O grande salão flamejava entre as velas, ociosas pela falta de vento aqui dentro, enquanto o acalmar dos murmúrios saudava os professores que tomavam suas poltronas, despercebidos junto a longa mesa “pódiada” dignamente à frente de todas as outras.
Acenando para ele mesmo num pensamento-auto-reflexo, o diretor foi o último a se sentar, depois de se certificar que todos estavam aparentemente cômodos e satisfeitos em seus lugares, com a fome a lembrar as entranhas de sua existência (o melhor tempero, a magia fisiológica).
-Putz... Ainda tem a seleção...- lembrou Lilo, desgostoso.
-Sim.- compreendeu Gustaph.
-É, não é?- não disse nada, Cássio.
As portas do salão voltaram a se abrir, trazendo a desnecessária expectativa costumeira de sem passos incertos. Afinal, era só um chapéu velho. Bem, velho o bastante para ser importante. Mesmo que os calouros ignorassem isso.
-Ola, o que eu perdi? Nada, puxa, que chato, achei que ia chegar depois da seleção...
-Bem que ela podia começar depois de eu desaparecer com o frango...- votou Lilo, concordando triste com a voz que lhe ocorria- Depois de esvaziar o prato...
-Bem, o prato está vazio agora...- chateou-se Cássio.
-É...- continuou a menina, procurando uma estratégia segura para se acomodar com os curativos incômodos.
Não havia algo de errado. O contrário é o que parecia ser o caso, nesse caso (redundância necessária!).
“Ei... Tem algo muito... normal aqui...”, raciocinou Cássio, quebrado pela fome.
-Ju!- desacreditou em seus próprios sentidos, um Lilo imprevisto.
-Ai, me ajuda aqui...- foi ajudada a menina, levantando o punho enfaixado até a cabeça no perigo de sentar.
-Você ta bem? Paulo nos disse que...- voltou Cássio.
-É... Depois eu explico... Pode ajudar com a minha perna? Brigada...- contornou-se a menina, ajustando-se entre os dois, presa em suas próprias articulações, acenando para os conhecidos à que chamava atenção- ...minha cabeça ainda dói, mas acho que estou melhor...- acrescentou.

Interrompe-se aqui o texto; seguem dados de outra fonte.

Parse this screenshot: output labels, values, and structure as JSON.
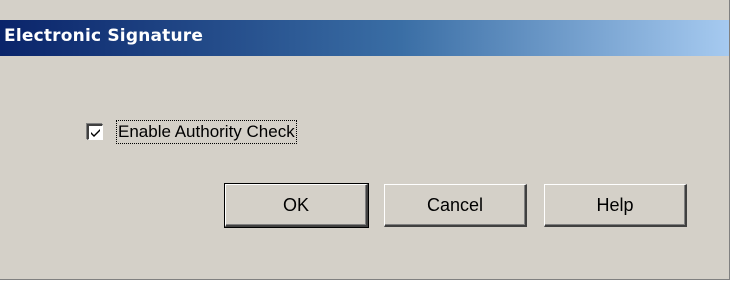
{
  "dialog": {
    "title": "Electronic Signature",
    "checkbox": {
      "label": "Enable Authority Check",
      "checked": true
    },
    "buttons": {
      "ok": "OK",
      "cancel": "Cancel",
      "help": "Help"
    }
  }
}
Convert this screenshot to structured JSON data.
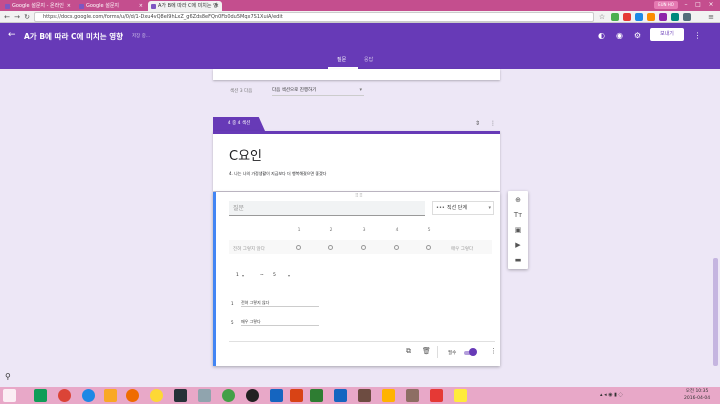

-Juliana! O que aconteceu?-começou Gustaph, no seu jeito, fingindo comovido, cortesia “cortesca” (Ah! Os magiares!) - Ouvi algumas pessoas dizerem que você atacou uma professora.
-Bem, seu informante precisa de um boa ajuda com as orelhas, então...- começou Cássio, sem se divertir- Ela foi é seqüestrada por uma delas.- apontou, para a professora que ganhava a fila enervada que silenciosamente a seguia pelo salão, abismados com o surpreendente teto trovejante. Só quem já atravessou a esse passo até o chapéu poderia entender.
Pelo menos podemos imaginar.
Sabe, Gustaph era uma pessoa para se ignorar, todos entendiam isso. Não que ele fosse uma pessoa má, mas era uma pessoa que não valia a pena por si mesmo. Quero dizer, não pensem que sou excludente ou anti-integralista-social, quer dizer, é o que eu sou, mas, as crianças são inocentes (não deveriam ser?). A questão é que o garoto bastava-se por si só, para ele mesmo. É uma espécie de pecado aristocrata. Bem, pelo menos quando ambientamos o século dezessete, o que não é o caso. Enfim...
-...ai- arrumou as costas retas, como a enfermeira indicara minutos atrás-...no mínimo eu recebi uma detenção de uma professora...- informou para os três-... quer dizer, uns meses dela...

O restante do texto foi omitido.